What if you overcame a serious illness to go on to win an Olympic medal? Could a writer or filmmaker decide to tell your inspiring story without consulting you? Or do you “own” that story and control how it gets retold?
Michael Oher, the former NFL player portrayed in the 2009 blockbuster The Blind Side, has sued Michael and Anne Leigh Tuohy, the suburban couple who took him into their home as a disadvantaged youth.
In his official complaint, Oher claims that through forgery, trickery or sheer incompetence, the Tuohys enabled 20th Century Fox to acquire the exclusive rights to his life story.
(Excerpt) Read more at channelnewsasia.com ...
Not sure but I would certainly lend an ear to Mike Tyson’s stories.
They should.
I follow David Nino Rodriguez. He would have killed Tyson had they met.
Anyways they own what they have.
Why should they? Especially a convicted rapist.
If you write your autobiography and sell it, that would be protected, but I cannot see why anyone else should be proscribed from writing and sharing someone else’s “life story”. Should Obama, Biden, Trump, Clinton, etc. be in control of writing their “life stories”. Are these called biographies anyway?
“Not sure but I would certainly lend an ear to Mike Tyson’s stories.”
Nobody took the bait/bite on your post.
Nino had 37 ko’s in 39 bouts.
Golf clap
Come on man, a guy has to eat.
What am I missing??
“to promote the progress of science and useful arts, by securing for limited times to authors and inventors the exclusive rights to their respective writings and discoveries”
If one wants rights to a story, write it down first.
Citizen Kane was a thinly disguised bio of WR Hearst.
It could be argued that the movie was about the Tuohy family.
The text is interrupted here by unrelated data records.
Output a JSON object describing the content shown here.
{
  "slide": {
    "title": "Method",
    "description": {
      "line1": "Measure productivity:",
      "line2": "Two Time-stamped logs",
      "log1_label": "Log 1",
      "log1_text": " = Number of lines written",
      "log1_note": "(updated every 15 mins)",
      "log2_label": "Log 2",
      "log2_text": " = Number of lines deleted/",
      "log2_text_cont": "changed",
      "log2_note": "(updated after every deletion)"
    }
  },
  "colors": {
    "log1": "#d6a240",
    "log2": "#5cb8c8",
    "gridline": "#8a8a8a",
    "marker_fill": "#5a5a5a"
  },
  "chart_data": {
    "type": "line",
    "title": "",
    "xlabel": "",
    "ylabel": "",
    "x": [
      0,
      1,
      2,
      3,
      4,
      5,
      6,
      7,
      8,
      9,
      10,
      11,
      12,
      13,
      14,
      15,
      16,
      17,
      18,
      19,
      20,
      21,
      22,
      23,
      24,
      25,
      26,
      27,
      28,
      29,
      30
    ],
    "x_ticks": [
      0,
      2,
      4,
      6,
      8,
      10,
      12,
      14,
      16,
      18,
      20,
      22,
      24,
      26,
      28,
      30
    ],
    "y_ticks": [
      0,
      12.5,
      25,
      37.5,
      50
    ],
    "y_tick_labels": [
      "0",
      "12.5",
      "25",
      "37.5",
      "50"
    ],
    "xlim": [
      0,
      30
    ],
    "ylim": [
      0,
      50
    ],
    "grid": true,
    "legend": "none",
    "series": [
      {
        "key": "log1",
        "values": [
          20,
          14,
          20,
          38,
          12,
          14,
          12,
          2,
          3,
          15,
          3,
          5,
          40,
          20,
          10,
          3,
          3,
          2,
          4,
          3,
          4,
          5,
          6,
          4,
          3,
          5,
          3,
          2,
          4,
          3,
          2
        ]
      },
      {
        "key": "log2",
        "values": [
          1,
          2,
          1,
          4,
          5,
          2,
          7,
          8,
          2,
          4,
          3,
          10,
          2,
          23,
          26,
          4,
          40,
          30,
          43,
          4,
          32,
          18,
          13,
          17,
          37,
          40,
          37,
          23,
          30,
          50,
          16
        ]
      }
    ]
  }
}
Oher was just a character they interacted with.
The Tuohys weren't exactly potted plants in this story.
One can argue that the Touhys were more "famous" in Tennessee during the timeframe depicted in the movie than Michael Oher was.
It was just as much a story of a Christian family taking in a troubled child who grew up to become a famous athlete, and not a story about Oher and his "fame" in the NFL.
-PJ
-PJ
“forgery”
“trickery”
He wins.
“sheer incompetence”
They win.
He is also a practicing Christian; he attributes the turnaround of his alcoholism to his Christian faith.
So there is no chance that Nino would have had a chance to fight for the title, should his injuries not been so career ending.
“Rosebud”
That's what they say, but to me the character seemed to have a lot of similarities to Rockefeller.
Try doing a movie or book exclusively about Dale Earhart Sr. and see what The Wicked Witch of the East says about it via her lawyers.